Hellenistic and Roman Philosophy
Who were the stoics and what did they believe?
Stoicism was founded by Zeno of Citium (334–262 B.C.E.), whose work was carried on by Cleanthes (331–322 B.C.E.), who was then succeeded by Chrusippus (c. 280–206 B.C.E.). The name “stoic’ came from the Stoa Poikile, or painted colonnade, where stoics first gathered in Athens. According to these early stoics, the entire world is a morally good organism, with different phases in which events operate according to divine reason, or logos. The sequence of events is predetermined by fate. Each world phase ends in a big fire and is then repeated in a continuous, neverending cycle.

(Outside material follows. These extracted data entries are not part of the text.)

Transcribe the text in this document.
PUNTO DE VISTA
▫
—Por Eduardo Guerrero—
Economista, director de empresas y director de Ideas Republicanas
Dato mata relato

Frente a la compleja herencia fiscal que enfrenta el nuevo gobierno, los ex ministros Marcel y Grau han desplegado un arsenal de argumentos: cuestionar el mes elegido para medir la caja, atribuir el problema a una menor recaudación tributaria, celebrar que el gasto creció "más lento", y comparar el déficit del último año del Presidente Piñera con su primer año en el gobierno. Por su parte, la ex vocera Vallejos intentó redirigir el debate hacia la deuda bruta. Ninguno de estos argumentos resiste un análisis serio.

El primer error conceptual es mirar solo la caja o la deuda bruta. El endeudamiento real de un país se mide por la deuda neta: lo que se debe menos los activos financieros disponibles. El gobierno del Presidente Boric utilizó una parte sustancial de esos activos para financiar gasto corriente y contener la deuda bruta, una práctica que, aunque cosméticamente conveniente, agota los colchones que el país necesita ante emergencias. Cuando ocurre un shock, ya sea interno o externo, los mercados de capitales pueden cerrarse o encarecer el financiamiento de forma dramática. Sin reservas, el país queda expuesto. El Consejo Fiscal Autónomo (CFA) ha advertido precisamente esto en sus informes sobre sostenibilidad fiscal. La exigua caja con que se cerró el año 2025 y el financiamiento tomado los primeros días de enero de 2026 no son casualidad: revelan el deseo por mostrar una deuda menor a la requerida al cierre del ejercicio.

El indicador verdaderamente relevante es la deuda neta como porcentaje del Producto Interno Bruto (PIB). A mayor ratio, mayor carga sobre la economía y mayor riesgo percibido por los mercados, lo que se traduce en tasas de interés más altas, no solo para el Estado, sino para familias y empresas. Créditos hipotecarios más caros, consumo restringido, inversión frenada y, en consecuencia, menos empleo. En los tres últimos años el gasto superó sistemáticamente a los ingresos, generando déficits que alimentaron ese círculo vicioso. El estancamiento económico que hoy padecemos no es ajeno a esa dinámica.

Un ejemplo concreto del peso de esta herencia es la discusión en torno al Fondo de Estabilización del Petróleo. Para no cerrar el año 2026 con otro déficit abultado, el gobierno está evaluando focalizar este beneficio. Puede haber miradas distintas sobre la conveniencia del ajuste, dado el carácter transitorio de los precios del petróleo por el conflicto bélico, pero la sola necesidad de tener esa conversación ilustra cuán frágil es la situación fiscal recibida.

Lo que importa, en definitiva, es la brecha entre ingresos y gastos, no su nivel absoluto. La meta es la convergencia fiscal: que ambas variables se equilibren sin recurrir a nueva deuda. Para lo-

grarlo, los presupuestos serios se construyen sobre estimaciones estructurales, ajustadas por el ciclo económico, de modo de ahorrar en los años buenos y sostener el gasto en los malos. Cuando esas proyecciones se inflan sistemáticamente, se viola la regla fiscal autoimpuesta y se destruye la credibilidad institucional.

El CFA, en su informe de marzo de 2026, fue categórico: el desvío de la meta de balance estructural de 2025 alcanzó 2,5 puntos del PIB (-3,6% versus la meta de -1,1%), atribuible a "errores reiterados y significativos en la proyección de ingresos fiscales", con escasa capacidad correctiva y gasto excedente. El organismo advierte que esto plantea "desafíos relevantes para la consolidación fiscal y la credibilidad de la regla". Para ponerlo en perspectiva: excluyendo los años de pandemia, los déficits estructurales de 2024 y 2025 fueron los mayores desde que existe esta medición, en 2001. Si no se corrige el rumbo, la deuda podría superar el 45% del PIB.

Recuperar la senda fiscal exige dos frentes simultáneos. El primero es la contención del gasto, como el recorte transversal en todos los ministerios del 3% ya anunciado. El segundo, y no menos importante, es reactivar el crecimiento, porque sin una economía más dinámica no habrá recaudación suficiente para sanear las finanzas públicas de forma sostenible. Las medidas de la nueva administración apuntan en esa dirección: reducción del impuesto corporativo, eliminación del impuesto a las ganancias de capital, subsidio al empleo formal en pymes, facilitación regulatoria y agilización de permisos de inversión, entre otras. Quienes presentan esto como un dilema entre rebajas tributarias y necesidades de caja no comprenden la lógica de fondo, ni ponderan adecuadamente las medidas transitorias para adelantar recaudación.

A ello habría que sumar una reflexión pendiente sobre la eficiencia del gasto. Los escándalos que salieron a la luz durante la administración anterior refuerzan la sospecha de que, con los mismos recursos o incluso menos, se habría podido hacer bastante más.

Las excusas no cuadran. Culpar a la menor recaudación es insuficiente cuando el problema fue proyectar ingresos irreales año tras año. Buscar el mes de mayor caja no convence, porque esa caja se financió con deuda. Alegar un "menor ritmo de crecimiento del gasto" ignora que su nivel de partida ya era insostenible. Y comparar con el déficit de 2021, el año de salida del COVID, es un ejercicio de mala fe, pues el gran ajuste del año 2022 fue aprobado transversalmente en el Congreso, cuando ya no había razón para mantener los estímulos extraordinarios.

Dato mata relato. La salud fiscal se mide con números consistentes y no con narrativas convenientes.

Early stoic ethics held that only virtue is good, and only vice is bad. Other things, such as health or wealth, may be preferred, but they are morally indifferent. We each have a unique role in the world plan and our job is to learn what it is. Such learning creates concern for the self, which can and should be extended to close relatives and friends and, after them, all humanity. (The stoics may have been the first cosmopolitans.) Learning is based on assent to impressions, until all of a person’s thoughts become related and “unassailable by reason.” By counseling that we “assent to impressions,” the stoics meant that we should not deny anything that is presented to us as either a fact or an opinion but simply acknowledge its effect on us. Such stoic certainty formed the “dogmatism” opposed by the skeptics.